Due to the complexity of the pathogenic factors of age-related hearing loss, pathological changes can affect the entire auditory system, including the outer ear, middle ear, inner ear, cochlear nerve, central conduction pathways, and cortex. Histological changes primarily manifest as cochlear damage, involving degeneration of hair cells, vascular patterns, supporting structures, and spiral ganglion cells.

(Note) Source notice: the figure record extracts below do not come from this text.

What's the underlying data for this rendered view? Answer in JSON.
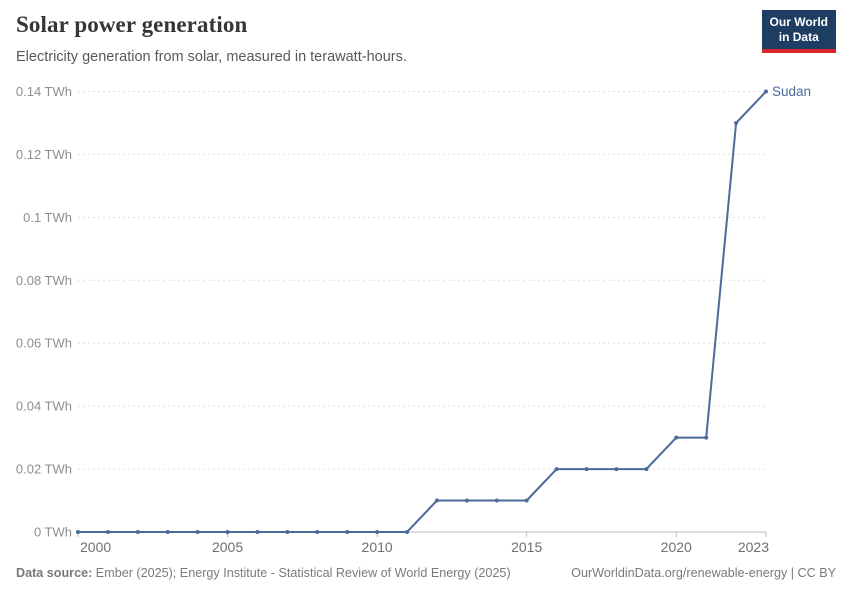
{
  "header": {
    "title": "Solar power generation",
    "subtitle": "Electricity generation from solar, measured in terawatt-hours.",
    "logo": {
      "line1": "Our World",
      "line2": "in Data",
      "bg_color": "#1d3d63",
      "accent_color": "#d7282c"
    }
  },
  "chart_data": {
    "type": "line",
    "title": "Solar power generation",
    "subtitle": "Electricity generation from solar, measured in terawatt-hours.",
    "unit": "TWh",
    "x": [
      2000,
      2001,
      2002,
      2003,
      2004,
      2005,
      2006,
      2007,
      2008,
      2009,
      2010,
      2011,
      2012,
      2013,
      2014,
      2015,
      2016,
      2017,
      2018,
      2019,
      2020,
      2021,
      2022,
      2023
    ],
    "series": [
      {
        "name": "Sudan",
        "values": [
          0,
          0,
          0,
          0,
          0,
          0,
          0,
          0,
          0,
          0,
          0,
          0,
          0.01,
          0.01,
          0.01,
          0.01,
          0.02,
          0.02,
          0.02,
          0.02,
          0.03,
          0.03,
          0.13,
          0.14
        ],
        "color": "#4c6a9c"
      }
    ],
    "xlim": [
      2000,
      2023
    ],
    "ylim": [
      0,
      0.14
    ],
    "xticks": [
      2000,
      2005,
      2010,
      2015,
      2020,
      2023
    ],
    "yticks": [
      0,
      0.02,
      0.04,
      0.06,
      0.08,
      0.1,
      0.12,
      0.14
    ],
    "ytick_labels": [
      "0 TWh",
      "0.02 TWh",
      "0.04 TWh",
      "0.06 TWh",
      "0.08 TWh",
      "0.1 TWh",
      "0.12 TWh",
      "0.14 TWh"
    ],
    "grid": "horizontal-dashed",
    "legend_position": "end-of-line-label",
    "colors": {
      "gridline": "#e0e0e0",
      "axis": "#bcbcbc",
      "ytick_label": "#8e8e8e",
      "xtick_label": "#6f6f6f"
    }
  },
  "footer": {
    "source_label": "Data source:",
    "source_text": "Ember (2025); Energy Institute - Statistical Review of World Energy (2025)",
    "license_text": "OurWorldinData.org/renewable-energy | CC BY"
  }
}
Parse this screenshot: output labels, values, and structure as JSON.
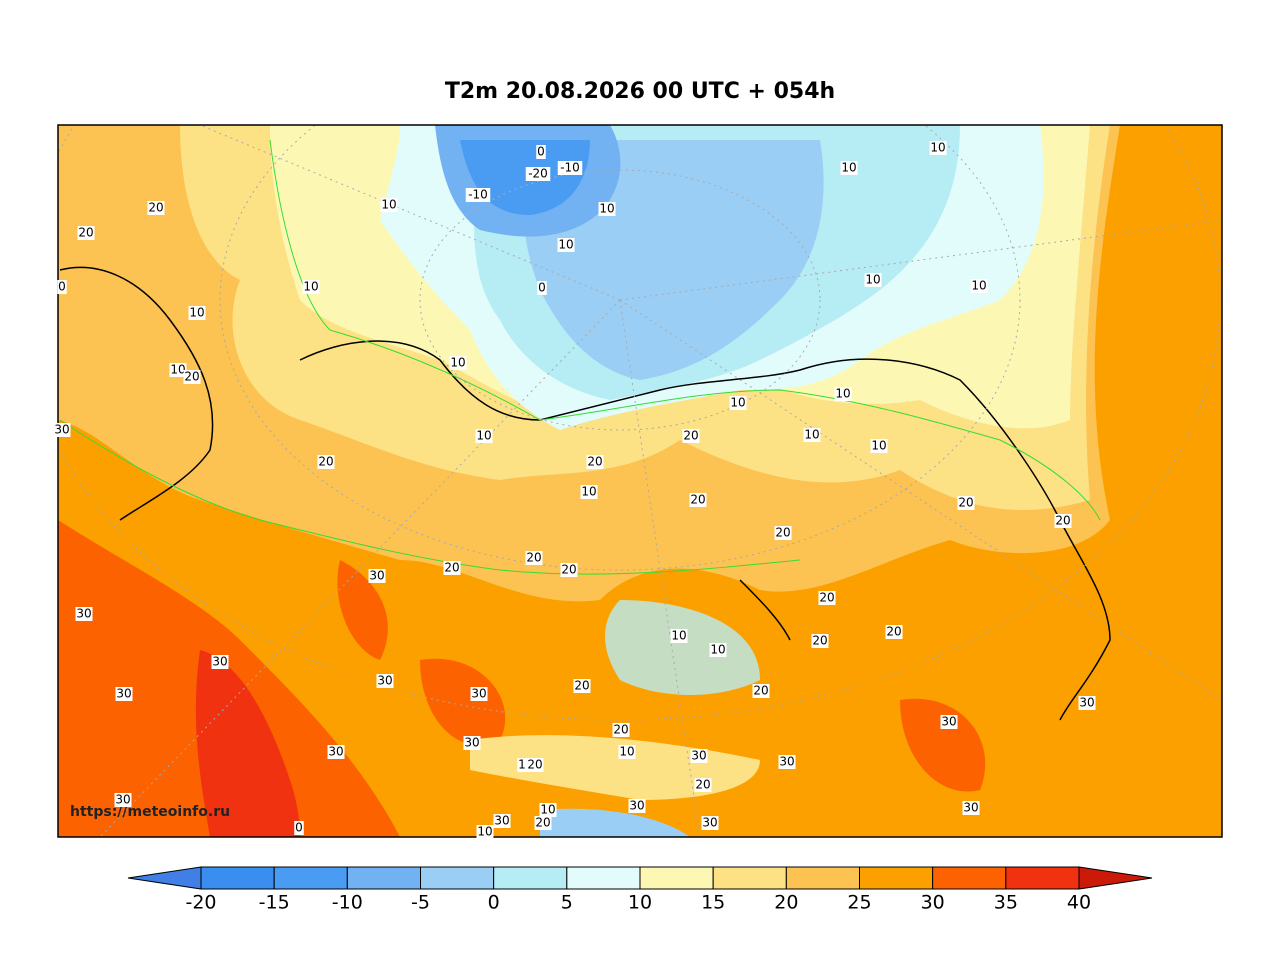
{
  "header": {
    "title": "T2m 20.08.2026 00 UTC + 054h"
  },
  "map": {
    "watermark": "https://meteoinfo.ru",
    "contour_labels": [
      "0",
      "-10",
      "-20",
      "-10",
      "10",
      "10",
      "10",
      "0",
      "20",
      "20",
      "10",
      "10",
      "10",
      "20",
      "30",
      "10",
      "10",
      "20",
      "20",
      "10",
      "20",
      "10",
      "20",
      "10",
      "10",
      "10",
      "10",
      "10",
      "10",
      "10",
      "20",
      "20",
      "20",
      "20",
      "20",
      "20",
      "30",
      "30",
      "20",
      "20",
      "20",
      "10",
      "10",
      "20",
      "20",
      "30",
      "30",
      "30",
      "30",
      "30",
      "30",
      "20",
      "10",
      "30",
      "30",
      "30",
      "30",
      "1",
      "20",
      "20",
      "30",
      "30",
      "30",
      "0",
      "30",
      "20",
      "10",
      "30",
      "10",
      "0"
    ]
  },
  "colorbar": {
    "ticks": [
      -20,
      -15,
      -10,
      -5,
      0,
      5,
      10,
      15,
      20,
      25,
      30,
      35,
      40
    ],
    "colors": [
      "#3f7fe6",
      "#3a8ef0",
      "#4a9cf2",
      "#72b2f2",
      "#9acef4",
      "#b6ecf4",
      "#e2fcfc",
      "#fcf8b4",
      "#fce284",
      "#fcc252",
      "#fca000",
      "#fc6200",
      "#f03210",
      "#cc1a08"
    ]
  }
}
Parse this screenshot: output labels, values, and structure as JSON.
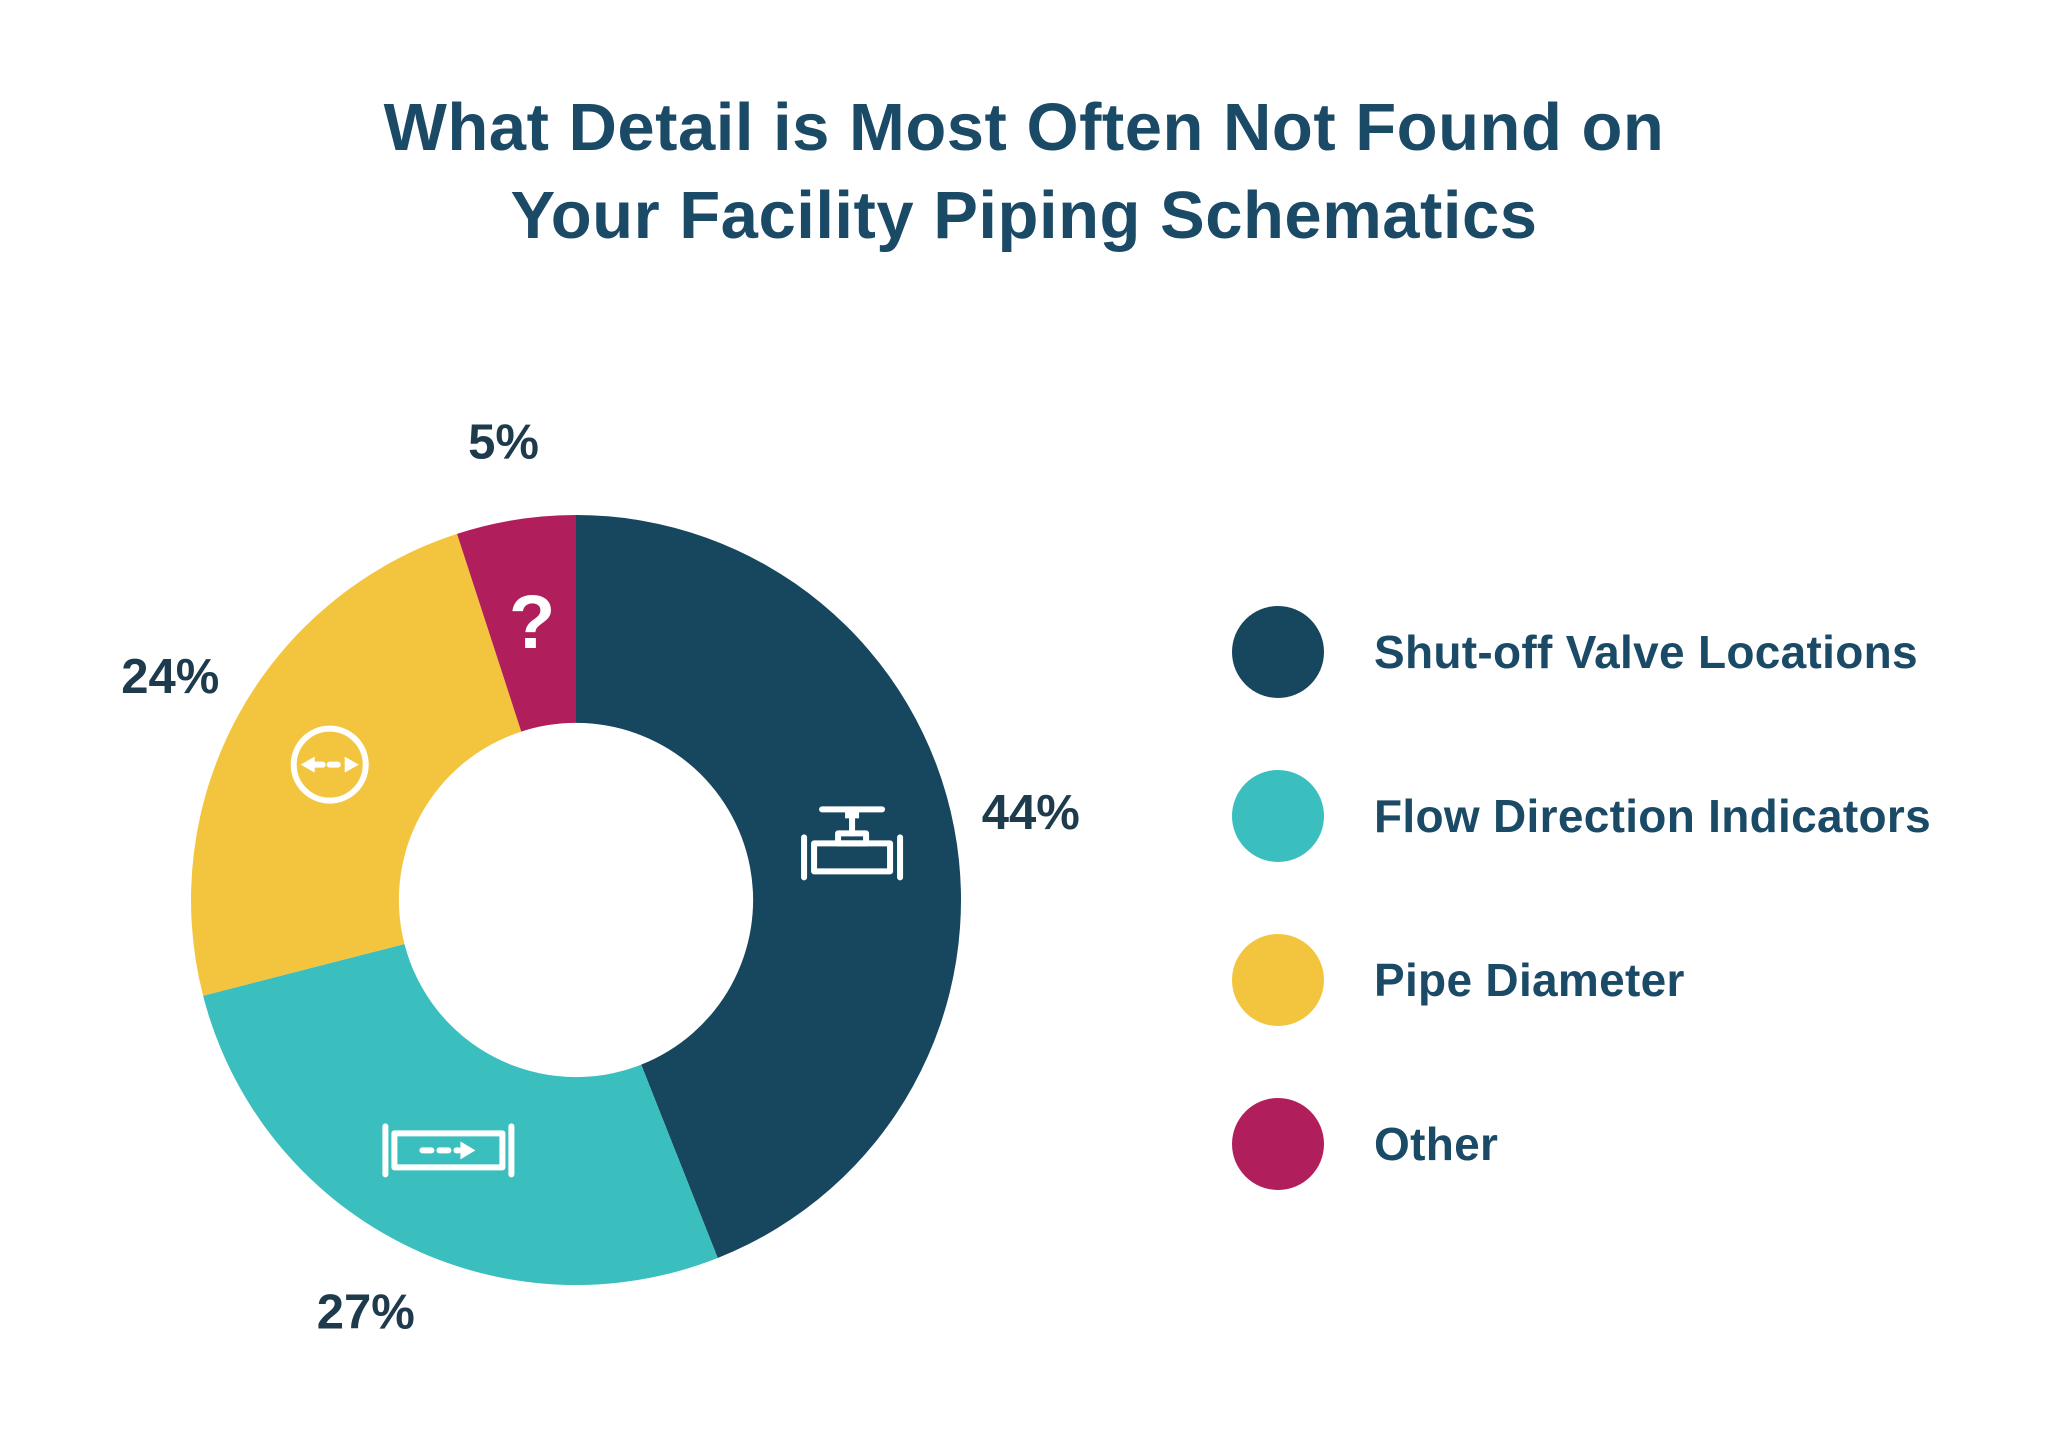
{
  "header": {
    "line1": "What Detail is Most Often Not Found on",
    "line2": "Your Facility Piping Schematics"
  },
  "chart_data": {
    "type": "pie",
    "subtype": "donut",
    "title": "What Detail is Most Often Not Found on Your Facility Piping Schematics",
    "unit": "%",
    "start_angle_deg": 0,
    "direction": "clockwise",
    "inner_radius_ratio": 0.46,
    "legend_position": "right",
    "slices": [
      {
        "label": "Shut-off Valve Locations",
        "value": 44,
        "display": "44%",
        "color": "#17465F",
        "icon": "valve-icon"
      },
      {
        "label": "Flow Direction Indicators",
        "value": 27,
        "display": "27%",
        "color": "#3BBFBE",
        "icon": "pipe-flow-icon"
      },
      {
        "label": "Pipe Diameter",
        "value": 24,
        "display": "24%",
        "color": "#F3C53F",
        "icon": "pipe-diameter-icon"
      },
      {
        "label": "Other",
        "value": 5,
        "display": "5%",
        "color": "#B01F5C",
        "icon": "question-mark-icon",
        "icon_glyph": "?"
      }
    ]
  },
  "colors": {
    "background": "#FFFFFF",
    "title_text": "#1B4A66",
    "percent_label_text": "#1E3A4D",
    "legend_label_text": "#1B4A66",
    "icon_stroke": "#FFFFFF"
  }
}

Characteristics of Age-Related Hearing Loss
The characteristics of age-related hearing loss are distinct from other types of hearing impairments and can be summarized as follows:
- Pure-tone bilateral hearing loss exhibits symmetric decline with no air-bone gap.
- High-frequency loss dominates the pure-tone audiogram, with sloping and steep-sloping curves being common, followed by flat curves. Other shapes are rare. Patients often exhibit reduced sensitivity to high-frequency sounds such as bird songs, phone rings, doorbells, and watch alarms.
- The progression of hearing loss is gradual, and hearing thresholds increase with age.
- Speech discrimination loss is generally more noticeable than pure-tone hearing loss.
- Half of the subjects may exhibit positive results in supra-threshold tests.
- Poor ability in sound localization and direction.
- Auditory Brainstem Response (ABR) wave latencies increase with age, with symmetric wave latency differences and no close correlation between wave differentiation and pure-tone thresholds.
- Most individuals experience varying degrees of tinnitus.